Hazel, a novel, is a portrait of a woman both ordinary and exceptional, composed in glimpses of her life from child to elder. Hazel is a loner and somewhat of a pill. Although she’s not likeable in the regular ways, she’s rigorously honest in the way she examines her world, and in relationships with a few other people. Hazel’s nephew John Robert is captivated by the mystery of such a uniquely serious person. He assembles episodes from Hazel’s life, and the novel reveals a lifelong struggle by someone whose integrity is absolute. Huddle proves the complete life of almost anyone would be profoundly complex if seen whole.
What Could Be Saved, Gregory Spatz's new book, delves deeply into the world of those who build, play, and sell (or steal) violins. This is a realm of obsession, of high-stakes sales and thefts, and of rapturous but also desperate performance escapades. Dense with detail, and peopled with a fabulously particular (yes, eccentric) ensemble cast, the linked pieces, two of novella length, and two stories, have the intense force and beauty of chamber music.
Huddle is the author of more than twenty previous books, including fiction, essays, and poetry. His novel Nothing Can Make Me Do This won the Library of Virginia Award for Fiction, and his Black Snake at the Family Reunion won the PEN New England Award for Poetry.
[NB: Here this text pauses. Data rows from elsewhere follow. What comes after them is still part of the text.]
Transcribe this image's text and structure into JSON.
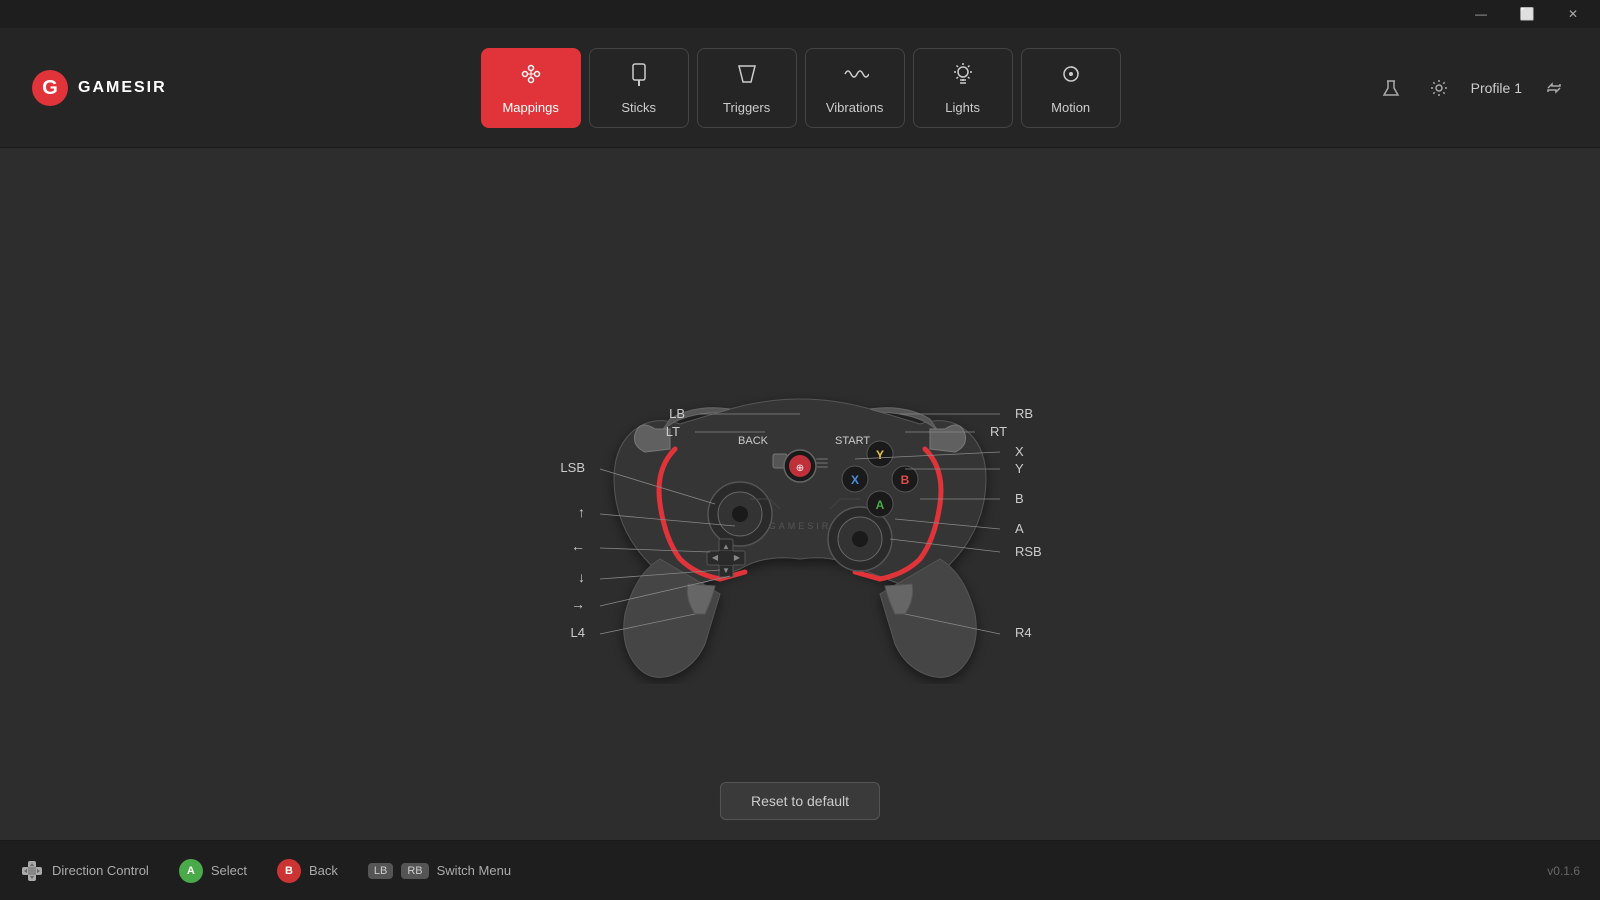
{
  "titlebar": {
    "minimize_label": "—",
    "maximize_label": "⬜",
    "close_label": "✕"
  },
  "logo": {
    "text": "GAMESIR"
  },
  "nav": {
    "tabs": [
      {
        "id": "mappings",
        "label": "Mappings",
        "icon": "🎮",
        "active": true
      },
      {
        "id": "sticks",
        "label": "Sticks",
        "icon": "🕹",
        "active": false
      },
      {
        "id": "triggers",
        "label": "Triggers",
        "icon": "◣",
        "active": false
      },
      {
        "id": "vibrations",
        "label": "Vibrations",
        "icon": "〰",
        "active": false
      },
      {
        "id": "lights",
        "label": "Lights",
        "icon": "💡",
        "active": false
      },
      {
        "id": "motion",
        "label": "Motion",
        "icon": "⚙",
        "active": false
      }
    ]
  },
  "header_right": {
    "profile_label": "Profile 1"
  },
  "controller": {
    "labels_left": {
      "LB": "LB",
      "LT": "LT",
      "LSB": "LSB",
      "up": "↑",
      "left": "←",
      "down": "↓",
      "right": "→",
      "L4": "L4",
      "BACK": "BACK"
    },
    "labels_right": {
      "RB": "RB",
      "RT": "RT",
      "X": "X",
      "Y": "Y",
      "B": "B",
      "A": "A",
      "RSB": "RSB",
      "R4": "R4",
      "START": "START"
    }
  },
  "reset_button": {
    "label": "Reset to default"
  },
  "bottom_bar": {
    "direction_control_label": "Direction Control",
    "select_label": "Select",
    "select_icon": "A",
    "back_label": "Back",
    "back_icon": "B",
    "switch_menu_label": "Switch Menu",
    "lb_label": "LB",
    "rb_label": "RB",
    "version": "v0.1.6"
  }
}
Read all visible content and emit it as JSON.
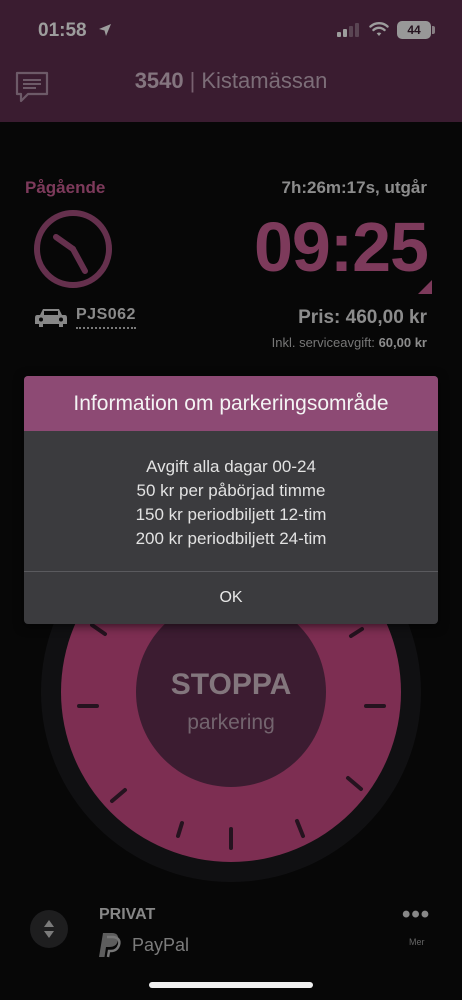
{
  "status_bar": {
    "time": "01:58",
    "battery": "44"
  },
  "nav": {
    "zone_code": "3540",
    "zone_sep": "|",
    "zone_name": "Kistamässan"
  },
  "session": {
    "status": "Pågående",
    "remaining": "7h:26m:17s, utgår",
    "end_time": "09:25",
    "plate": "PJS062",
    "price": "Pris: 460,00 kr",
    "fee_label": "Inkl. serviceavgift:",
    "fee_value": "60,00 kr"
  },
  "dial": {
    "title": "STOPPA",
    "subtitle": "parkering"
  },
  "alert": {
    "title": "Information om parkeringsområde",
    "lines": [
      "Avgift alla dagar 00-24",
      "50 kr per påbörjad timme",
      "150 kr periodbiljett 12-tim",
      "200 kr periodbiljett 24-tim"
    ],
    "ok": "OK"
  },
  "payment": {
    "type": "PRIVAT",
    "method": "PayPal",
    "more_label": "Mer"
  },
  "colors": {
    "brand_purple": "#5a2c4a",
    "accent_pink": "#c05a8c",
    "dialog_header": "#8d4a74"
  },
  "icons": [
    "location-arrow-icon",
    "signal-icon",
    "wifi-icon",
    "message-icon",
    "clock-icon",
    "car-icon",
    "corner-triangle-icon",
    "sort-icon",
    "paypal-icon",
    "more-icon"
  ]
}
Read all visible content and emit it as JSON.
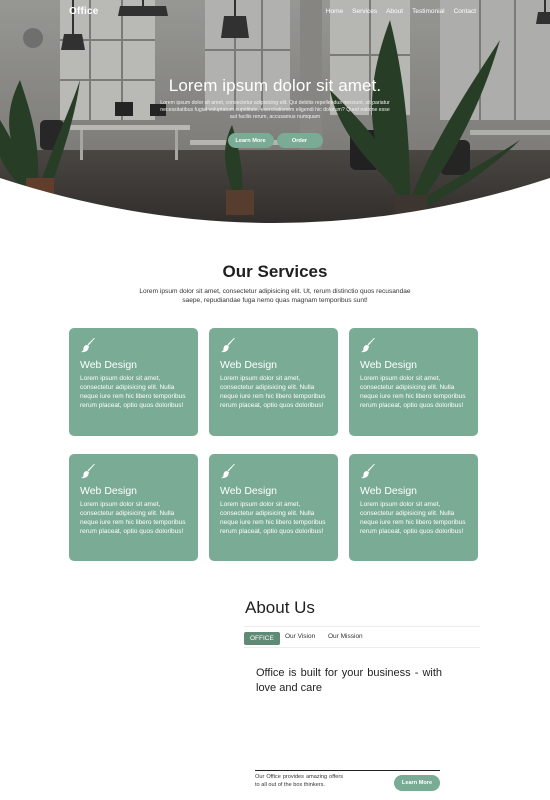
{
  "nav": {
    "brand": "Office",
    "links": [
      "Home",
      "Services",
      "About",
      "Testimonial",
      "Contact"
    ]
  },
  "hero": {
    "title": "Lorem ipsum dolor sit amet.",
    "text": "Lorem ipsum dolor sit amet, consectetur adipisicing elit. Qui debitis repellendus nesciunt, sit pariatur necessitatibus fugiat voluptatum cupiditate, exercitationem eligendi hic dolorum? Quod natione esse aut facilis rerum, accusamus numquam",
    "learn_label": "Learn More",
    "order_label": "Order"
  },
  "services": {
    "title": "Our Services",
    "subtitle": "Lorem ipsum dolor sit amet, consectetur adipisicing elit. Ut, rerum distinctio quos recusandae saepe, repudiandae fuga nemo quas magnam temporibus sunt!",
    "cards": [
      {
        "icon": "paintbrush-icon",
        "title": "Web Design",
        "text": "Lorem ipsum dolor sit amet, consectetur adipisicing elit. Nulla neque iure rem hic libero temporibus rerum placeat, optio quos doloribus!"
      },
      {
        "icon": "paintbrush-icon",
        "title": "Web Design",
        "text": "Lorem ipsum dolor sit amet, consectetur adipisicing elit. Nulla neque iure rem hic libero temporibus rerum placeat, optio quos doloribus!"
      },
      {
        "icon": "paintbrush-icon",
        "title": "Web Design",
        "text": "Lorem ipsum dolor sit amet, consectetur adipisicing elit. Nulla neque iure rem hic libero temporibus rerum placeat, optio quos doloribus!"
      },
      {
        "icon": "paintbrush-icon",
        "title": "Web Design",
        "text": "Lorem ipsum dolor sit amet, consectetur adipisicing elit. Nulla neque iure rem hic libero temporibus rerum placeat, optio quos doloribus!"
      },
      {
        "icon": "paintbrush-icon",
        "title": "Web Design",
        "text": "Lorem ipsum dolor sit amet, consectetur adipisicing elit. Nulla neque iure rem hic libero temporibus rerum placeat, optio quos doloribus!"
      },
      {
        "icon": "paintbrush-icon",
        "title": "Web Design",
        "text": "Lorem ipsum dolor sit amet, consectetur adipisicing elit. Nulla neque iure rem hic libero temporibus rerum placeat, optio quos doloribus!"
      }
    ]
  },
  "about": {
    "title": "About Us",
    "tabs": [
      "OFFICE",
      "Our Vision",
      "Our Mission"
    ],
    "active_tab": "OFFICE",
    "heading": "Office is built for your business - with love and care",
    "blurb": "Our Office provides amazing offers to all out of the box thinkers.",
    "learn_label": "Learn More"
  },
  "colors": {
    "accent": "#7aab95",
    "accent_dark": "#5f8a76",
    "text": "#1f1f1f",
    "white": "#ffffff"
  }
}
He teaches at the Bread Loaf School of English and the Rainier Writing Workshop. A native of Ivanhoe, Virginia, Huddle has lived in Vermont for over four decades.
Spatz is the author of novels Inukshuk, Fiddler's Dream and No One But Us, as well as short story collections, Half as Happy and Wonderful Tricks. His short stories have appeared in literary journals and magazines such as Glimmer Train Stories, The New Yorker, and New England Review, where he published his first story in 1992 and appeared most recently in 2017, and he has published numerous book and music reviews for The Oxford American. He's won numerous grants from the Washington State Artist Trust, as well as a Washington State Book Award, and in 2011 he was named Individual Artist of the Year by the Spokane Arts Commission. He is also the recipient of a 2012 National Endowment for the Arts literature fellowship.